Le message adressé par Rabat à Madrid dépasse largement la dernière polémique autour de Ceuta. Derrière la fermeté inhabituelle du communiqué marocain se dessine une véritable ligne rouge : le Maroc refuse désormais que sa relation avec l’Espagne soit utilisée comme une variable de la politique intérieure espagnole.
C’est la lecture qu’en fait l’universitaire maroco-américain Mohammed Daadaoui. Pour cet expert des questions politiques, Rabat vient d’adresser à son voisin du Nord un avertissement particulièrement direct : les dossiers bilatéraux, aussi sensibles soient-ils, ne sauraient être instrumentalisés pour engranger quelques bénéfices électoraux ou détourner l’attention des difficultés politiques internes espagnoles.
Le constat touche à l’un des points faibles récurrents de la relation entre les deux pays.

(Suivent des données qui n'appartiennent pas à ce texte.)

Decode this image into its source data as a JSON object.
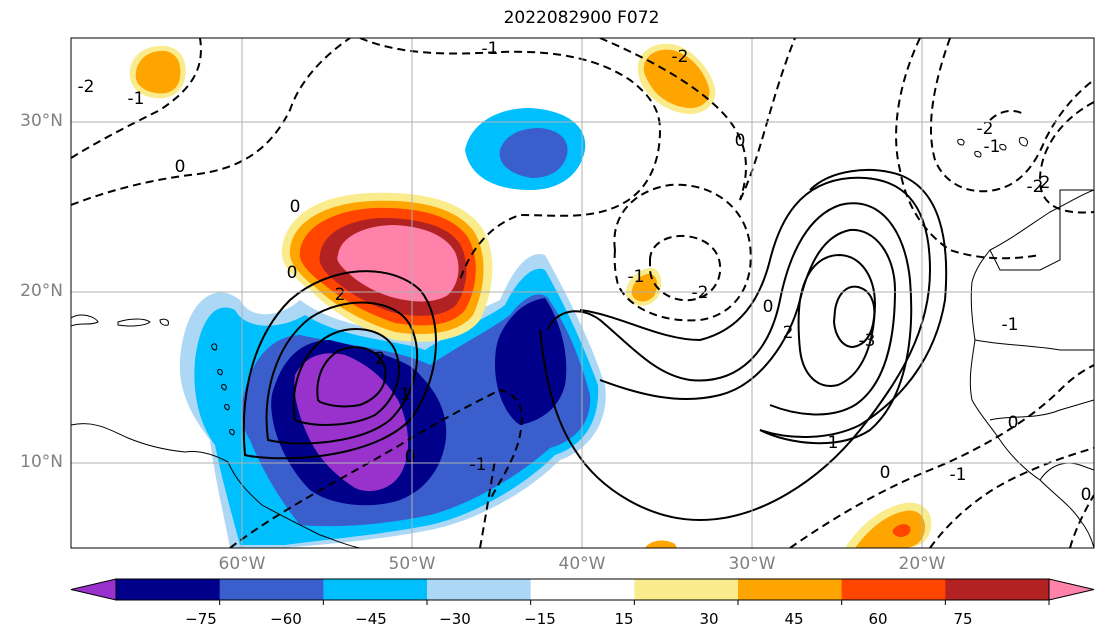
{
  "title": "2022082900 F072",
  "map": {
    "lat_labels": [
      "30°N",
      "20°N",
      "10°N"
    ],
    "lon_labels": [
      "60°W",
      "50°W",
      "40°W",
      "30°W",
      "20°W"
    ],
    "contour_labels": [
      "-2",
      "-1",
      "0",
      "-1",
      "-2",
      "0",
      "-1",
      "0",
      "2",
      "2",
      "1",
      "0",
      "-1",
      "-2",
      "0",
      "2",
      "-2",
      "-3",
      "1",
      "0",
      "-1",
      "-2",
      "-1",
      "0",
      "-1",
      "0",
      "0",
      "2"
    ]
  },
  "colorbar": {
    "colors": [
      "#9932cc",
      "#00008b",
      "#3a5fcd",
      "#00bfff",
      "#add8f5",
      "#ffffff",
      "#faeb8c",
      "#ffa500",
      "#ff4500",
      "#b22222",
      "#ff82ab"
    ],
    "tick_labels": [
      "−75",
      "−60",
      "−45",
      "−30",
      "−15",
      "15",
      "30",
      "45",
      "60",
      "75"
    ]
  }
}
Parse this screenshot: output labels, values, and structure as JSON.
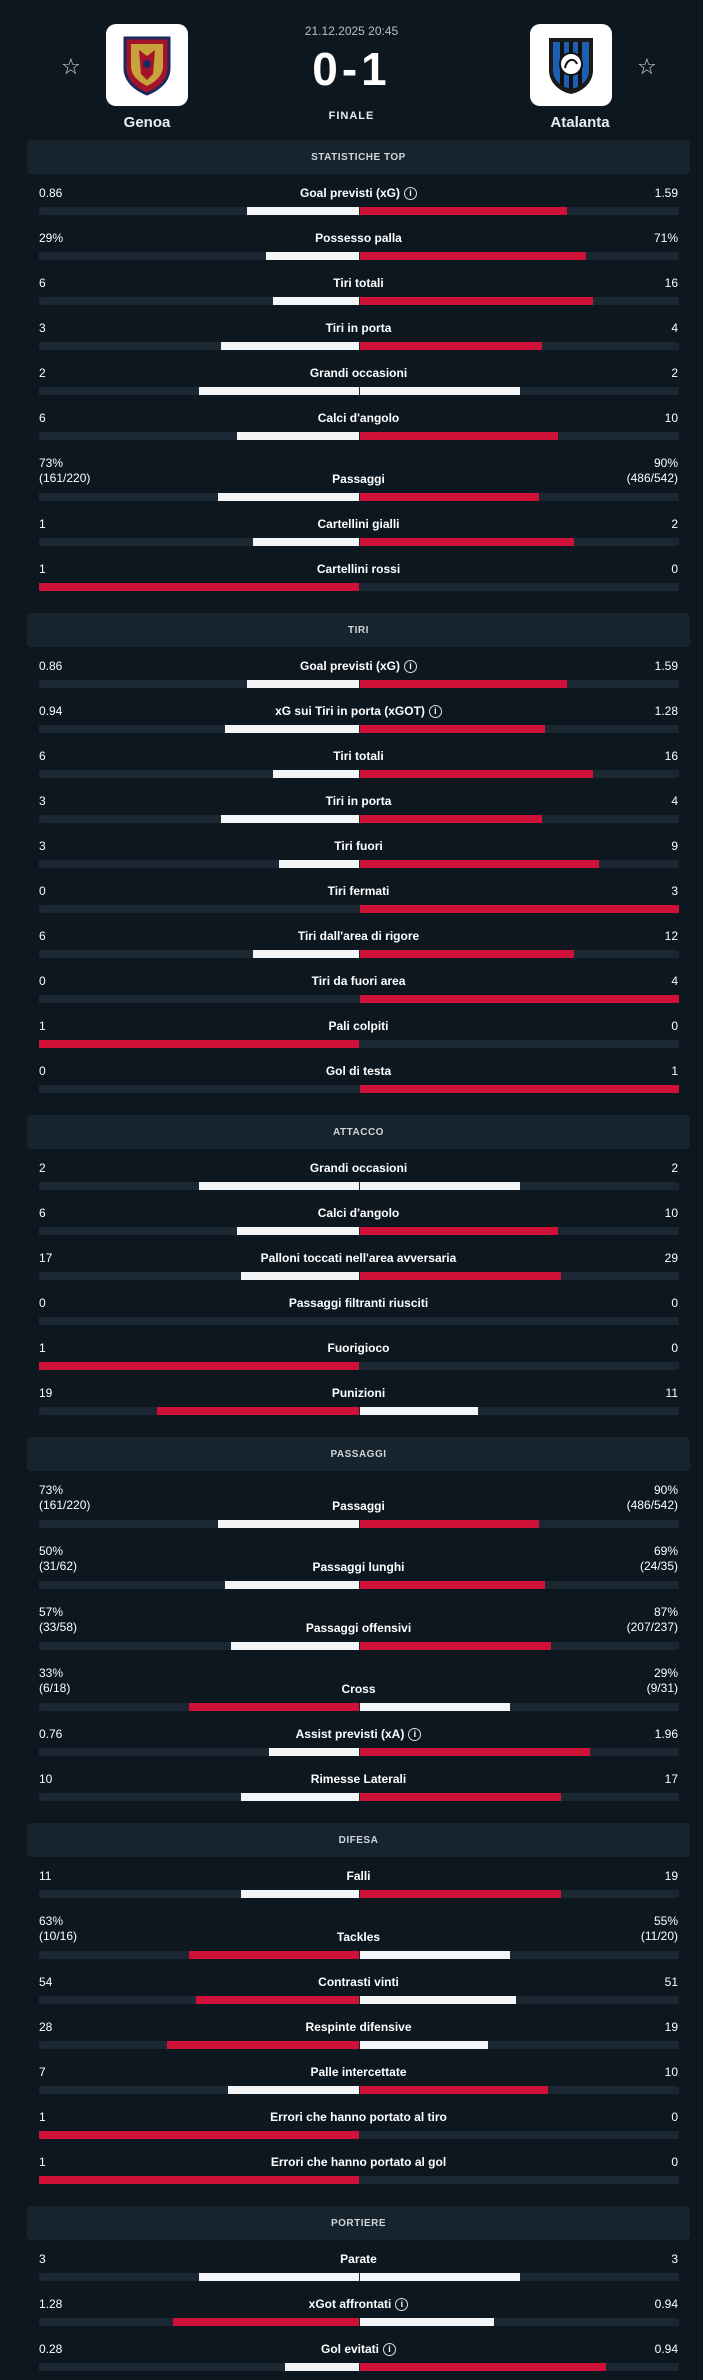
{
  "match": {
    "datetime": "21.12.2025 20:45",
    "score": "0-1",
    "status": "FINALE",
    "home_team": "Genoa",
    "away_team": "Atalanta",
    "colors": {
      "background": "#0c1720",
      "winner_bar": "#cf1138",
      "loser_bar": "#f3f5f7"
    }
  },
  "sections": [
    {
      "title": "STATISTICHE TOP",
      "stats": [
        {
          "label": "Goal previsti (xG)",
          "info": true,
          "home": "0.86",
          "away": "1.59",
          "home_share": 0.35,
          "away_share": 0.65,
          "winner": "away"
        },
        {
          "label": "Possesso palla",
          "home": "29%",
          "away": "71%",
          "home_share": 0.29,
          "away_share": 0.71,
          "winner": "away"
        },
        {
          "label": "Tiri totali",
          "home": "6",
          "away": "16",
          "home_share": 0.27,
          "away_share": 0.73,
          "winner": "away"
        },
        {
          "label": "Tiri in porta",
          "home": "3",
          "away": "4",
          "home_share": 0.43,
          "away_share": 0.57,
          "winner": "away"
        },
        {
          "label": "Grandi occasioni",
          "home": "2",
          "away": "2",
          "home_share": 0.5,
          "away_share": 0.5,
          "winner": "none"
        },
        {
          "label": "Calci d'angolo",
          "home": "6",
          "away": "10",
          "home_share": 0.38,
          "away_share": 0.62,
          "winner": "away"
        },
        {
          "label": "Passaggi",
          "home": "73%",
          "home_sub": "(161/220)",
          "away": "90%",
          "away_sub": "(486/542)",
          "home_share": 0.44,
          "away_share": 0.56,
          "winner": "away"
        },
        {
          "label": "Cartellini gialli",
          "home": "1",
          "away": "2",
          "home_share": 0.33,
          "away_share": 0.67,
          "winner": "away"
        },
        {
          "label": "Cartellini rossi",
          "home": "1",
          "away": "0",
          "home_share": 1.0,
          "away_share": 0.0,
          "winner": "home"
        }
      ]
    },
    {
      "title": "TIRI",
      "stats": [
        {
          "label": "Goal previsti (xG)",
          "info": true,
          "home": "0.86",
          "away": "1.59",
          "home_share": 0.35,
          "away_share": 0.65,
          "winner": "away"
        },
        {
          "label": "xG sui Tiri in porta (xGOT)",
          "info": true,
          "home": "0.94",
          "away": "1.28",
          "home_share": 0.42,
          "away_share": 0.58,
          "winner": "away"
        },
        {
          "label": "Tiri totali",
          "home": "6",
          "away": "16",
          "home_share": 0.27,
          "away_share": 0.73,
          "winner": "away"
        },
        {
          "label": "Tiri in porta",
          "home": "3",
          "away": "4",
          "home_share": 0.43,
          "away_share": 0.57,
          "winner": "away"
        },
        {
          "label": "Tiri fuori",
          "home": "3",
          "away": "9",
          "home_share": 0.25,
          "away_share": 0.75,
          "winner": "away"
        },
        {
          "label": "Tiri fermati",
          "home": "0",
          "away": "3",
          "home_share": 0.0,
          "away_share": 1.0,
          "winner": "away"
        },
        {
          "label": "Tiri dall'area di rigore",
          "home": "6",
          "away": "12",
          "home_share": 0.33,
          "away_share": 0.67,
          "winner": "away"
        },
        {
          "label": "Tiri da fuori area",
          "home": "0",
          "away": "4",
          "home_share": 0.0,
          "away_share": 1.0,
          "winner": "away"
        },
        {
          "label": "Pali colpiti",
          "home": "1",
          "away": "0",
          "home_share": 1.0,
          "away_share": 0.0,
          "winner": "home"
        },
        {
          "label": "Gol di testa",
          "home": "0",
          "away": "1",
          "home_share": 0.0,
          "away_share": 1.0,
          "winner": "away"
        }
      ]
    },
    {
      "title": "ATTACCO",
      "stats": [
        {
          "label": "Grandi occasioni",
          "home": "2",
          "away": "2",
          "home_share": 0.5,
          "away_share": 0.5,
          "winner": "none"
        },
        {
          "label": "Calci d'angolo",
          "home": "6",
          "away": "10",
          "home_share": 0.38,
          "away_share": 0.62,
          "winner": "away"
        },
        {
          "label": "Palloni toccati nell'area avversaria",
          "home": "17",
          "away": "29",
          "home_share": 0.37,
          "away_share": 0.63,
          "winner": "away"
        },
        {
          "label": "Passaggi filtranti riusciti",
          "home": "0",
          "away": "0",
          "home_share": 0.0,
          "away_share": 0.0,
          "winner": "none"
        },
        {
          "label": "Fuorigioco",
          "home": "1",
          "away": "0",
          "home_share": 1.0,
          "away_share": 0.0,
          "winner": "home"
        },
        {
          "label": "Punizioni",
          "home": "19",
          "away": "11",
          "home_share": 0.63,
          "away_share": 0.37,
          "winner": "home"
        }
      ]
    },
    {
      "title": "PASSAGGI",
      "stats": [
        {
          "label": "Passaggi",
          "home": "73%",
          "home_sub": "(161/220)",
          "away": "90%",
          "away_sub": "(486/542)",
          "home_share": 0.44,
          "away_share": 0.56,
          "winner": "away"
        },
        {
          "label": "Passaggi lunghi",
          "home": "50%",
          "home_sub": "(31/62)",
          "away": "69%",
          "away_sub": "(24/35)",
          "home_share": 0.42,
          "away_share": 0.58,
          "winner": "away"
        },
        {
          "label": "Passaggi offensivi",
          "home": "57%",
          "home_sub": "(33/58)",
          "away": "87%",
          "away_sub": "(207/237)",
          "home_share": 0.4,
          "away_share": 0.6,
          "winner": "away"
        },
        {
          "label": "Cross",
          "home": "33%",
          "home_sub": "(6/18)",
          "away": "29%",
          "away_sub": "(9/31)",
          "home_share": 0.53,
          "away_share": 0.47,
          "winner": "home"
        },
        {
          "label": "Assist previsti (xA)",
          "info": true,
          "home": "0.76",
          "away": "1.96",
          "home_share": 0.28,
          "away_share": 0.72,
          "winner": "away"
        },
        {
          "label": "Rimesse Laterali",
          "home": "10",
          "away": "17",
          "home_share": 0.37,
          "away_share": 0.63,
          "winner": "away"
        }
      ]
    },
    {
      "title": "DIFESA",
      "stats": [
        {
          "label": "Falli",
          "home": "11",
          "away": "19",
          "home_share": 0.37,
          "away_share": 0.63,
          "winner": "away"
        },
        {
          "label": "Tackles",
          "home": "63%",
          "home_sub": "(10/16)",
          "away": "55%",
          "away_sub": "(11/20)",
          "home_share": 0.53,
          "away_share": 0.47,
          "winner": "home"
        },
        {
          "label": "Contrasti vinti",
          "home": "54",
          "away": "51",
          "home_share": 0.51,
          "away_share": 0.49,
          "winner": "home"
        },
        {
          "label": "Respinte difensive",
          "home": "28",
          "away": "19",
          "home_share": 0.6,
          "away_share": 0.4,
          "winner": "home"
        },
        {
          "label": "Palle intercettate",
          "home": "7",
          "away": "10",
          "home_share": 0.41,
          "away_share": 0.59,
          "winner": "away"
        },
        {
          "label": "Errori che hanno portato al tiro",
          "home": "1",
          "away": "0",
          "home_share": 1.0,
          "away_share": 0.0,
          "winner": "home"
        },
        {
          "label": "Errori che hanno portato al gol",
          "home": "1",
          "away": "0",
          "home_share": 1.0,
          "away_share": 0.0,
          "winner": "home"
        }
      ]
    },
    {
      "title": "PORTIERE",
      "stats": [
        {
          "label": "Parate",
          "home": "3",
          "away": "3",
          "home_share": 0.5,
          "away_share": 0.5,
          "winner": "none"
        },
        {
          "label": "xGot affrontati",
          "info": true,
          "home": "1.28",
          "away": "0.94",
          "home_share": 0.58,
          "away_share": 0.42,
          "winner": "home"
        },
        {
          "label": "Gol evitati",
          "info": true,
          "home": "0.28",
          "away": "0.94",
          "home_share": 0.23,
          "away_share": 0.77,
          "winner": "away"
        }
      ]
    }
  ]
}
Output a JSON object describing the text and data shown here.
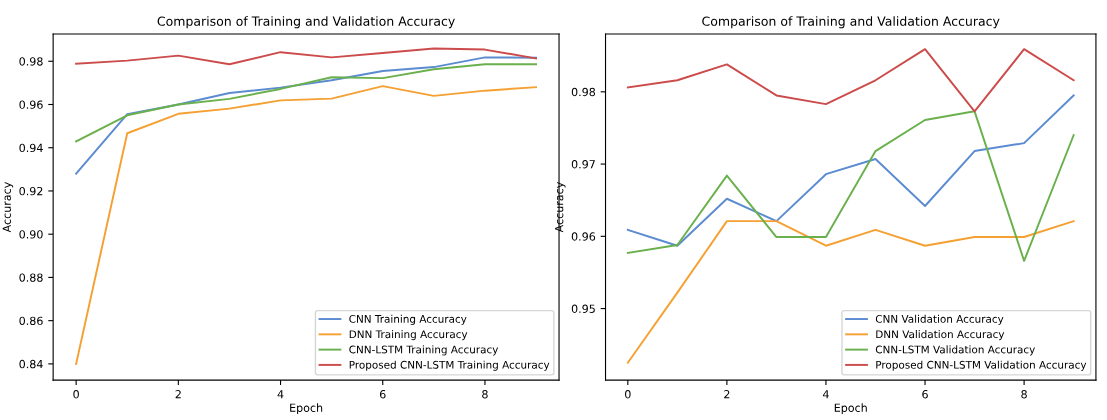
{
  "chart_data": [
    {
      "type": "line",
      "title": "Comparison of Training and Validation Accuracy",
      "xlabel": "Epoch",
      "ylabel": "Accuracy",
      "x": [
        0,
        1,
        2,
        3,
        4,
        5,
        6,
        7,
        8,
        9
      ],
      "xlim": [
        -0.45,
        9.45
      ],
      "xticks": [
        0,
        2,
        4,
        6,
        8
      ],
      "ylim": [
        0.8325,
        0.9926
      ],
      "yticks": [
        0.84,
        0.86,
        0.88,
        {
          "value": 0.9,
          "label": "0.90"
        },
        0.92,
        0.94,
        0.96,
        0.98
      ],
      "grid": false,
      "legend": "bottom right",
      "series": [
        {
          "name": "CNN Training Accuracy",
          "color": "#5b8bd0",
          "values": [
            0.928,
            0.9555,
            0.96,
            0.9653,
            0.9678,
            0.9712,
            0.9755,
            0.9773,
            0.9818,
            0.9816
          ]
        },
        {
          "name": "DNN Training Accuracy",
          "color": "#f5a033",
          "values": [
            0.84,
            0.9467,
            0.9557,
            0.9581,
            0.9619,
            0.9627,
            0.9685,
            0.964,
            0.9664,
            0.968
          ]
        },
        {
          "name": "CNN-LSTM Training Accuracy",
          "color": "#6ab04c",
          "values": [
            0.9429,
            0.955,
            0.96,
            0.9626,
            0.9672,
            0.9726,
            0.9722,
            0.9763,
            0.9786,
            0.9786
          ]
        },
        {
          "name": "Proposed CNN-LSTM Training Accuracy",
          "color": "#cc4b4b",
          "values": [
            0.9789,
            0.9803,
            0.9826,
            0.9786,
            0.9842,
            0.9818,
            0.9838,
            0.9859,
            0.9854,
            0.9813
          ]
        }
      ]
    },
    {
      "type": "line",
      "title": "Comparison of Training and Validation Accuracy",
      "xlabel": "Epoch",
      "ylabel": "Accuracy",
      "x": [
        0,
        1,
        2,
        3,
        4,
        5,
        6,
        7,
        8,
        9
      ],
      "xlim": [
        -0.45,
        9.45
      ],
      "xticks": [
        0,
        2,
        4,
        6,
        8
      ],
      "ylim": [
        0.9401,
        0.988
      ],
      "yticks": [
        0.95,
        0.96,
        0.97,
        0.98
      ],
      "grid": false,
      "legend": "bottom right",
      "series": [
        {
          "name": "CNN Validation Accuracy",
          "color": "#5b8bd0",
          "values": [
            0.9609,
            0.9587,
            0.9652,
            0.9621,
            0.9686,
            0.9707,
            0.9642,
            0.9718,
            0.9729,
            0.9795
          ]
        },
        {
          "name": "DNN Validation Accuracy",
          "color": "#f5a033",
          "values": [
            0.9425,
            0.9522,
            0.9621,
            0.9621,
            0.9587,
            0.9609,
            0.9587,
            0.9599,
            0.9599,
            0.9621
          ]
        },
        {
          "name": "CNN-LSTM Validation Accuracy",
          "color": "#6ab04c",
          "values": [
            0.9577,
            0.9588,
            0.9684,
            0.9599,
            0.9599,
            0.9718,
            0.9761,
            0.9773,
            0.9566,
            0.974
          ]
        },
        {
          "name": "Proposed CNN-LSTM Validation Accuracy",
          "color": "#cc4b4b",
          "values": [
            0.9806,
            0.9816,
            0.9838,
            0.9795,
            0.9783,
            0.9816,
            0.9859,
            0.9773,
            0.9859,
            0.9816
          ]
        }
      ]
    }
  ]
}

À Madrid, le Maroc revient régulièrement au cœur des batailles entre majorité et opposition. Migration, Ceuta et Melilla, Sahara ou coopération sécuritaire deviennent alors autant de sujets sur lesquels les partis espagnols s’affrontent, avec le risque permanent de transformer une relation stratégique entre deux États en argument de campagne électorale.
C’est précisément cette logique que Rabat semble aujourd’hui vouloir stopper.
LA GÉOGRAPHIE NE CHANGERA PAS
Un passage du communiqué marocain prend, à cet égard, une importance particulière : celui consacré à la réalité géographique.
Mohammed Daadaoui y voit un message stratégique.
Le Maroc et l’Espagne resteront voisins. Aucun changement de gouvernement, aucune campagne électorale et aucune crise diplomatique ne modifieront cette évidence.
Mais si la géographie est immuable, la qualité de la relation ne l’est pas.
Elle dépend des choix politiques effectués des deux côtés du détroit.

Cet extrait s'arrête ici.